Muchos días me levanto sin un objetivo claro y es debido a la falta de motivación.

Cuando pretendes alcanzar un objetivo determinado (mejorar el cuerpo, incrementar el atractivo personal para conquistar a una mujer, alcanzar estados de alta productividad, ese viaje soñado…) la mayoría de las veces nos enfocamos en dicho objetivo y nos olvidamos de un aspecto fundamental.

¿Estás (estoy) realmente motivado?

¿Quieres realmente conseguirlo?

Una de las lecciones que he aprendido es que sin motivación no tengo nada. Todo lo que he conseguido, tras reflexionar sobre cómo lo he conseguido, ha sido por mantenerme fuertemente motivado.

Comprometido y dedicado.

Considero un deber alcanzar las metas que me propongo, sea financieras, físicas, relaciones personales…

Solo mediante dedicación decidida podrás alcanzar aquello que te propongas en cualquier ámbito de la experiencia.

Y solamente lo conseguirás estando auténticamente motivado.

Si no estás motivado resulta indiferente que tu producto sea el mejor, si te dedicas a vender algo; que tu idea sea la mejor del mundo; que tu deseo de un cuerpo perfecto y musculado mantenga presencia permanente en tu pensamiento diario… si no existe motivación no hay acción.

Actividad que te estimule, que te provoque,  que te inspire, que te conduzca hacia el objetivo, hacia la meta.

El deseo de hacer algo.

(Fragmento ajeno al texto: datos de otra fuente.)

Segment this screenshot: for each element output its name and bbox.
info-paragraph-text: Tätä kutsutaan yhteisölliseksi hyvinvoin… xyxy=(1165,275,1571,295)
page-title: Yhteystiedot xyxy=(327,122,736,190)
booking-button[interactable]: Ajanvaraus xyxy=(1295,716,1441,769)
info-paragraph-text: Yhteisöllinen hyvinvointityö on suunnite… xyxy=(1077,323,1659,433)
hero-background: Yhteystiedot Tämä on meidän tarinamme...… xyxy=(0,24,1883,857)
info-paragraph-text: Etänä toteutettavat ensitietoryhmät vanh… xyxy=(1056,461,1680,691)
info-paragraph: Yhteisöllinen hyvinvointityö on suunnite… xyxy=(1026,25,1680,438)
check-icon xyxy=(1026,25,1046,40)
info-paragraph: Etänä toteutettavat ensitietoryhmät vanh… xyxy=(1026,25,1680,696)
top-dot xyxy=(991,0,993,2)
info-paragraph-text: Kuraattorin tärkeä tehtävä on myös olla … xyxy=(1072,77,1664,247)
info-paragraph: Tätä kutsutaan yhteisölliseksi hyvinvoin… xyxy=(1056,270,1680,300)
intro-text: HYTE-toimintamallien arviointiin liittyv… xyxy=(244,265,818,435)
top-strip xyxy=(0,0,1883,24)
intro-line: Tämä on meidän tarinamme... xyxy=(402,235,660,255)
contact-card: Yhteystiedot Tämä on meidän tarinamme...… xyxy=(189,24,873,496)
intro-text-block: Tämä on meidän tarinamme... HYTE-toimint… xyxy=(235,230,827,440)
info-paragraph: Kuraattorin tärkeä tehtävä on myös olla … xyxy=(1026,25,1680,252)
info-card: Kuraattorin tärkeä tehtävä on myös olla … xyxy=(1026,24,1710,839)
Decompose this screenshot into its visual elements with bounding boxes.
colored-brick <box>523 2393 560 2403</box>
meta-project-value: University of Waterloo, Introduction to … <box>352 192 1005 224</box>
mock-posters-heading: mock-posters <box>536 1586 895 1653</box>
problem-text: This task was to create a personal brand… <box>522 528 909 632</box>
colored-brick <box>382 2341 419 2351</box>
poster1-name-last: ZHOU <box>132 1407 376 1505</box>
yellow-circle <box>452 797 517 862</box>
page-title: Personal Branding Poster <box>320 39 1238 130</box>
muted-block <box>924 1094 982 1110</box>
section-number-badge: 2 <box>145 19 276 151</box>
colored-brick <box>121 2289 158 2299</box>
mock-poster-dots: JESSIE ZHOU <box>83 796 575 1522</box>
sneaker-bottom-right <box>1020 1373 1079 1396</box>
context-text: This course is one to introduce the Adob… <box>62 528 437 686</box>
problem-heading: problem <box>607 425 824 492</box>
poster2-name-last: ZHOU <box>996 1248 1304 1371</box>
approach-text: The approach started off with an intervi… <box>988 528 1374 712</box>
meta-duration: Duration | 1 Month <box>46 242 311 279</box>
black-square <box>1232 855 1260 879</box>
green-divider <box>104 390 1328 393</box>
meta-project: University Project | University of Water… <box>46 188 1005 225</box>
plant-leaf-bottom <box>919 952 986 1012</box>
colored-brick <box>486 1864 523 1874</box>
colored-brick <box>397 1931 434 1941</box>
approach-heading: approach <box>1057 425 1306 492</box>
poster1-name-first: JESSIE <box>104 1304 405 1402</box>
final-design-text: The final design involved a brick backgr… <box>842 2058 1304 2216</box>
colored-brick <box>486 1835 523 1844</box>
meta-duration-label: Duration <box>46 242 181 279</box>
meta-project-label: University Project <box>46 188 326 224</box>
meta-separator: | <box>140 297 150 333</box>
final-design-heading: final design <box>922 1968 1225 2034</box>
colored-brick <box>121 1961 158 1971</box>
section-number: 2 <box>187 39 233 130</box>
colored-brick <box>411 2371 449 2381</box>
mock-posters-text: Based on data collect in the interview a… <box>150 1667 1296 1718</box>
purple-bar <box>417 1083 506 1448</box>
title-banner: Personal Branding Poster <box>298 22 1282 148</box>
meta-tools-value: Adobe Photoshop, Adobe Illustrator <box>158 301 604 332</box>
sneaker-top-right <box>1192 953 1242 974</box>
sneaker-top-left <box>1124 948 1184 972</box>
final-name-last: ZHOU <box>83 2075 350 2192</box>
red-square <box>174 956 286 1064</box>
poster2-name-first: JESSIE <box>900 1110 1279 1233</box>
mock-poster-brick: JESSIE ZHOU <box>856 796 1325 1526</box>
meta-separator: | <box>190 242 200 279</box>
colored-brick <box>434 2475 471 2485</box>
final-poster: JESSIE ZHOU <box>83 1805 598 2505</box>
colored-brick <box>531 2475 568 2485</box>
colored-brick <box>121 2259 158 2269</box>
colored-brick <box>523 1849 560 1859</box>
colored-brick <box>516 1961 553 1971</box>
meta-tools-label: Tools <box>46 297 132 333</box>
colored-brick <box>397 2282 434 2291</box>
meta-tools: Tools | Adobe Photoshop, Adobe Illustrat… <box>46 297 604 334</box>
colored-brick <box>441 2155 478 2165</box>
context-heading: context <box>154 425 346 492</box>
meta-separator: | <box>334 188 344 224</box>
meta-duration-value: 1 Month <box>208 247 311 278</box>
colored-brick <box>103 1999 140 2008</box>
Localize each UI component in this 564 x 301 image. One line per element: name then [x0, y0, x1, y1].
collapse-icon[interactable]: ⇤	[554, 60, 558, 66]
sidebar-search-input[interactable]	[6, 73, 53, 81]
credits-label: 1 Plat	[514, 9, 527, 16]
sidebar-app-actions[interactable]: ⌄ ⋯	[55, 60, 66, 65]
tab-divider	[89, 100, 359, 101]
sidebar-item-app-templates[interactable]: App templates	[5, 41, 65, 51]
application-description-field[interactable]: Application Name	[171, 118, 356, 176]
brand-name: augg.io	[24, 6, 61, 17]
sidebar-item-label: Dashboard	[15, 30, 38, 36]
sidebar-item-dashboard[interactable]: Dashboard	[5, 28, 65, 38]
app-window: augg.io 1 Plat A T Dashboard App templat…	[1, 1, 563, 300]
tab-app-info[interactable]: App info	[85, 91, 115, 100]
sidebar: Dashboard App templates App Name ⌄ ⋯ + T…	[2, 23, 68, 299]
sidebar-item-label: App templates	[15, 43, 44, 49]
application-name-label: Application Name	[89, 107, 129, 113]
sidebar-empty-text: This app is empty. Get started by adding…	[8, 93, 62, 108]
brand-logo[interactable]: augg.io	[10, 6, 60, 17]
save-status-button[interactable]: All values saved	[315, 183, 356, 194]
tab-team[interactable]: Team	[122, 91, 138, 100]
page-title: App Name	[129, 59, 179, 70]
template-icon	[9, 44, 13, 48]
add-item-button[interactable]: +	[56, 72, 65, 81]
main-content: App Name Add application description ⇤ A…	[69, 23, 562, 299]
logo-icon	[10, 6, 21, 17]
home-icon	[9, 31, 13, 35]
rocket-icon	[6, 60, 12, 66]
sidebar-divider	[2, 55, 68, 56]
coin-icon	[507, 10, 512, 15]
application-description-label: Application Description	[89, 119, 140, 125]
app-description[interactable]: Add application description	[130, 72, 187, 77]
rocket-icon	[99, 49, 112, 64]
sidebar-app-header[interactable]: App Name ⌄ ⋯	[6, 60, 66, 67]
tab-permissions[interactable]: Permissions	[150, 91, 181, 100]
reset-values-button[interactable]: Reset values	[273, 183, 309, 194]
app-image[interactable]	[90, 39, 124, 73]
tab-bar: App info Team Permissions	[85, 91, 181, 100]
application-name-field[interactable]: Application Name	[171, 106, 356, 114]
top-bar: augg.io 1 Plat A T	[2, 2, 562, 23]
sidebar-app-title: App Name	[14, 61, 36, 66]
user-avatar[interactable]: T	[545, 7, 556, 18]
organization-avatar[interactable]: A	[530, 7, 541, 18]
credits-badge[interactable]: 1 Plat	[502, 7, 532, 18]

Algo consistente con tu misión, con tu propósito, un elemento crítico para alcanzar tu felicidad.

Levantarte por la mañana excitado como cuando eras un niño y al día siguiente emprendías un viaje o cuando sabías que te estaba esperando tu juguete preferido en el salón del comedor.

Levantarte de la cama con pasión irradiante, con sonrisa cautivadora.

Incapaz de resistir el impulso de empezar la actividad.

Que cuando llegues cansado por la noche a casa después de un día difícil, aún así, sientas esa sensación de motivación.

Esta motivación, casi obsesiva, no sólo mantiene altísimo tu nivel de actividad, sino también la sensación de bienestar personal.

Y la consigues con una pregunta sencilla:

¿Qué quiero realmente?

Esta pregunta me la suelo hacer a diario; después de mucho tiempo he conseguido contestarla.

Que pases un día excelente.

Francisco.

PD. Obsesiónate por contestarla cada día y el resultado es sorprendentemente transformador. Y ve más allá de ¿Qué es lo que quiero realmente? Pregúntate: ¿Qué es lo que quiero realmente, de verdad, en cualquier ámbito de mi vida?